Albert Robinson works on a puzzle in his apartment, on Tuesday, Mar. 2, 2021, in Raleigh, N.C.
Albert Robinson works on a puzzle in his apartment, on Tuesday, Mar. 2, 2021, in Raleigh, N.C.

A baby who has never known a world without COVID

This time a year ago, a mother held a newborn in her arms in the hospital.

Julia Casadonte gave birth to her second daughter, Lily, on March 2, 2020. It was “a very normal pregnancy,” she said, with the normal things that came after: visits from friends who brought takeout and a bottle of celebratory champagne.

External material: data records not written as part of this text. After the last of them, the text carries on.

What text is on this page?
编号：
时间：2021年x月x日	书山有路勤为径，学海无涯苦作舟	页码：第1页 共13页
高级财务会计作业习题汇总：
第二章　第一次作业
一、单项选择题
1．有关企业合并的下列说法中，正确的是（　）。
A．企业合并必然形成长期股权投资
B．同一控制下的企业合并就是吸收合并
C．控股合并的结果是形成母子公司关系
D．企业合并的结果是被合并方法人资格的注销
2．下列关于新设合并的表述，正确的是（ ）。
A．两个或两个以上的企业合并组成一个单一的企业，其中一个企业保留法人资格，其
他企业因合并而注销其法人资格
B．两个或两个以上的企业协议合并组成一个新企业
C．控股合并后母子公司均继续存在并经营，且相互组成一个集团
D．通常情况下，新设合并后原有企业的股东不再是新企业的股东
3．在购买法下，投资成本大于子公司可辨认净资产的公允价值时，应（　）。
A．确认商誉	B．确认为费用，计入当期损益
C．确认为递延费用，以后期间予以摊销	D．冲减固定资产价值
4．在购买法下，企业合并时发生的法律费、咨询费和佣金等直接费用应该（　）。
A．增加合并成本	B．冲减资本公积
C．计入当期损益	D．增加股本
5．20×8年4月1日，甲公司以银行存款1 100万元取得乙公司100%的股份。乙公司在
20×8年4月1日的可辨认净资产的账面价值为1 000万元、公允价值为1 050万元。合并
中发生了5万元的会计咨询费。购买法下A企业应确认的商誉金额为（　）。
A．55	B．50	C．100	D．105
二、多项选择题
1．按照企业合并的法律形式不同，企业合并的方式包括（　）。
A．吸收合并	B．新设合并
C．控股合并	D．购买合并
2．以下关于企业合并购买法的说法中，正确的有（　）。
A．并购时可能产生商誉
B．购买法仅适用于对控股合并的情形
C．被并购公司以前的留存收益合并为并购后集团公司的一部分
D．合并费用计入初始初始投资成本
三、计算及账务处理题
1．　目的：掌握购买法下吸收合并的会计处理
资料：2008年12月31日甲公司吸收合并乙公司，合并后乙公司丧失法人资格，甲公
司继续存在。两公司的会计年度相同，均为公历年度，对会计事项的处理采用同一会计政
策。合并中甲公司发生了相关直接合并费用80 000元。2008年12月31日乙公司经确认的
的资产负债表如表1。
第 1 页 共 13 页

Then Casadonte and her husband, Chase, brought Lily back to their home in Cary just in time for life as we knew it to cease.

“It quickly changed from a feeling of kind of bliss and elation and joy,” Casadonte said, to a feeling of uncertainty and fear. “I just remember sitting down with my husband one night, a couple of days after we brought Lily home from the hospital, and he was like, ‘This is about to get really bad.’”

Lily was one day old when North Carolina publicized its first virus case. She wasn’t yet two weeks old when the state began shutting down on March 12. That was the day everything stopped, and almost all at once. In Greensboro, the ACC Men’s Basketball Tournament was canceled minutes before the start of a game. Around the state, schools closed. Office buildings emptied.

Public spaces took on a quiet, eerie vibe. Once-busy roads became clear of traffic.

“It was just kind of this feeling of anxiety and terror, to be honest,” Casadonte said. She was speaking for herself, but she could’ve been speaking for anyone.

Her oldest daughter, Lucy, has adapted to a year of staying at home and tried to adapt to virtual kindergarten. She’s 5 and can remember a time before. Her younger sister, meanwhile, has never known a world outside of the virus. She has never been in public among a large group. She has never seen people outside her immediate family without masks.

She has yet to meet extended members of her family. When her oldest was born, Casadonte said, she and her husband took Lucy everywhere: to restaurants and Durham Bulls games and Hurricanes games and festivals. All things that, for the most part, have not existed within the past year.

“So her world is very small, compared to Lucy’s,” Casadonte, 35, said of the youngest. “And you can’t help but wonder how that’s going to shape her outlook of the world or her personality and how much that really is going to impact them as they get older.”

People born on Sept. 11 might feel a certain way about their birthdays, just as people born on Nov. 22, 1963 might feel about theirs. How will the children of 2020 feel one day about the year they entered the world? How will the pandemic and its aftermath shape them? Casadonte has thought about that broader question, how one day people will view March 2020 as a kind of dividing line between the before and the after.

Something that might have seemed mundane, like a trip to the grocery store, now feels more significant because “I know it’s really her only chance to kind of see different parts of the outside world,” Casadonte said.

She and her husband have been among the fortunate ones. They’ve kept their jobs and can work from home. They’ve maintained their health. And yet “it’s a pretty isolating time, as parents,” Casadonte said, “because you kind of don’t have your village, and that level of support from your circle, at least in person.”

Now, hopeful signs have emerged at last. The state has distributed more than 2.5 million doses of COVID-19 vaccines. State officials have allowed for a slow reopening. Some businesses, like restaurants and bars, that have been closed for almost a year are welcoming a limited number of customers inside. A small number of spectators are allowed in stadiums.

For the first time in awhile, perhaps the other side is in sight. Maybe it will arrive by late summer. Maybe sooner. Inevitably, it seems, the state will surpass the million-case mark. Who knows how many more might die. The economic toll will take a long time to be calculated. Some costs will likely never be quantified.

One day, Casadonte said, she’ll tell Lily about her first year of life and “what a crazy time it was.”

On Tuesday, her family celebrated her first birthday, which coincided with the year anniversary of the last day North Carolina didn’t have a confirmed case of the virus.

After March 3, 2020 in North Carolina, nothing would ever be like it was before.